Podcast Religion
Edward Hopper, Nighthawks (1942)
Dear Reader,
Hello! I’m Shai-Ann, the new editorial assistant intern here at Ethos Books. Today, I’ve chosen to share with you one of my daily routines. Now I don’t know about you, but listening to music on my daily commute has become incredibly dull. I have a dozen Spotify playlists, but really I only ever flip between my driving playlist ‘when jesus lets you take the wheel’ and my chill ‘slow strings and acoustic things’ playlist, which make me want to go promptly back to sleep – hardly a suitable way to start the morning.

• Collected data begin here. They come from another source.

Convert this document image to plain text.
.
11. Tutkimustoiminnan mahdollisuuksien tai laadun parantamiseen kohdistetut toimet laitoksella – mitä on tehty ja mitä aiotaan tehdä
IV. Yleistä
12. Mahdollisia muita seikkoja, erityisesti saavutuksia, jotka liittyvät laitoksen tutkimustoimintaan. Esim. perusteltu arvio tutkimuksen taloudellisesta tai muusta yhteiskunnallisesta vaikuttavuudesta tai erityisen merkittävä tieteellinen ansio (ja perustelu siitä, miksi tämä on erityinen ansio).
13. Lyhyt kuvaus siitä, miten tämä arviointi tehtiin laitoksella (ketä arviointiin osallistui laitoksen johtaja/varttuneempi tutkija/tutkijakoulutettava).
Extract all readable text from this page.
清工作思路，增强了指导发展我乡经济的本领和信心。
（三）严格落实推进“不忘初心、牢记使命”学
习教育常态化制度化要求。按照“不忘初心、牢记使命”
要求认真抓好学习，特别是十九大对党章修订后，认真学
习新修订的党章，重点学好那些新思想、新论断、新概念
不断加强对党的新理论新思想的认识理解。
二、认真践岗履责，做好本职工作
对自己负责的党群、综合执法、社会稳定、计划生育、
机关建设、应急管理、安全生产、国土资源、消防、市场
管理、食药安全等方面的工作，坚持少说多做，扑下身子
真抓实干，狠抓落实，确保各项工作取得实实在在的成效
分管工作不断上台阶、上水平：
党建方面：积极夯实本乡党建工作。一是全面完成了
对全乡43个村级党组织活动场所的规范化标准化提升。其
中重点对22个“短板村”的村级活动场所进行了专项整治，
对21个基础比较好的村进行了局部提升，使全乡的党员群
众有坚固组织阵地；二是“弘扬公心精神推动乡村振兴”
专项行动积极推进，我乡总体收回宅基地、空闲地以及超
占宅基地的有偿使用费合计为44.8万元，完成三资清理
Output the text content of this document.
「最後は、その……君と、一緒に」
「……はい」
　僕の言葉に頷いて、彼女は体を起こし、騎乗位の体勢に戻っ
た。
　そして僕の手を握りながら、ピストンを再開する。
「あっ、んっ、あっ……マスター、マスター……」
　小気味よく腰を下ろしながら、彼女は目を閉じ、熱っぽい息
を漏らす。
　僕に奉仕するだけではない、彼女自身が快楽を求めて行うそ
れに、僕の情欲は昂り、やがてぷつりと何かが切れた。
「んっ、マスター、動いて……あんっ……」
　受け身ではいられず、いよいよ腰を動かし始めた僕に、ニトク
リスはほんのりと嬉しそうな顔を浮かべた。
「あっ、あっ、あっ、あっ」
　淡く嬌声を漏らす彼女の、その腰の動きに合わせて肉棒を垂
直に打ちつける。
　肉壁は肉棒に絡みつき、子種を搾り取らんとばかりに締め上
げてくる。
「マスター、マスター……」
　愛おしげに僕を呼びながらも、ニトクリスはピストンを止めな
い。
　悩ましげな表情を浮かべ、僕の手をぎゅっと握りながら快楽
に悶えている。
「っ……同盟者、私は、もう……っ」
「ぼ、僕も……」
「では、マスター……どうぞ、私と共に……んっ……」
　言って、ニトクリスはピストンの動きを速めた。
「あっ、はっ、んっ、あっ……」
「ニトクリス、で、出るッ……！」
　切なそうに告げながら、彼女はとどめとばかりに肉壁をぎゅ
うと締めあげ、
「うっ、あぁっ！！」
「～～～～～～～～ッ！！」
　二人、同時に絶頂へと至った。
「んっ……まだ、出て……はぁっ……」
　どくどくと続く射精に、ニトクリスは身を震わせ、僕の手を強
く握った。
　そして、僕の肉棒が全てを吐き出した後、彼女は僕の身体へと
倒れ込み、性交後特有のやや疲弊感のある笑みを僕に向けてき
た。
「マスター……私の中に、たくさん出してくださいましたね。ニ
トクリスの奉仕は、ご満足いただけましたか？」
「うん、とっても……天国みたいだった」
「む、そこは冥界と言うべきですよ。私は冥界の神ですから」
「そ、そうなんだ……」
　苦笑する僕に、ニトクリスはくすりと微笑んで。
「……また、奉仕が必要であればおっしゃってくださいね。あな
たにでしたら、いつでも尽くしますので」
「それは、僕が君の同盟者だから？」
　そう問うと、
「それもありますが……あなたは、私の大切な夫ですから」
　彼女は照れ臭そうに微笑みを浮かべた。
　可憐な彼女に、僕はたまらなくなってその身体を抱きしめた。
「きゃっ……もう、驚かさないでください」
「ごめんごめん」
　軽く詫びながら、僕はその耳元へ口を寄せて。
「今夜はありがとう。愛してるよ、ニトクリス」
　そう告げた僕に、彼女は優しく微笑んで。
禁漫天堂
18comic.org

But, podcasts. I confess, I’ve always hated the idea of podcasts. Isn’t my constant internal monologue enough? I tune out of mindless chattering in group conversations; wouldn’t podcasts simply be a self-inflicted form of that? Yes, I was perhaps overthinking this. I used to pooh-pooh podcast devotees who would tell me ‘You just have to find the right podcast for you,’ which reminded me of the well-meaning but also slightly patronising reassurances we give to singles.
Until! I sheepishly admit, I did, in fact, find the right podcast for me. Titled ‘Poetry Unbound’, each episode selects one poem to be read and discussed by Irish poet Pádraig Ó Tuama, who interprets them, weaving his own experiences into the recording. Listening to an episode (or two) a day becomes a journey through which I find, as Pádraig puts it, ‘a kind and tender relationship with [myself]’. Too often I feel overly sensitive, too prone to rumination, but poetry and by extension, this podcast, reminds me that it is alright to feel, and to feel deeply.
I may not be a podcast convert, but I am certainly a believer in the power of poetry and of words to comfort, to heal and to rejuvenate.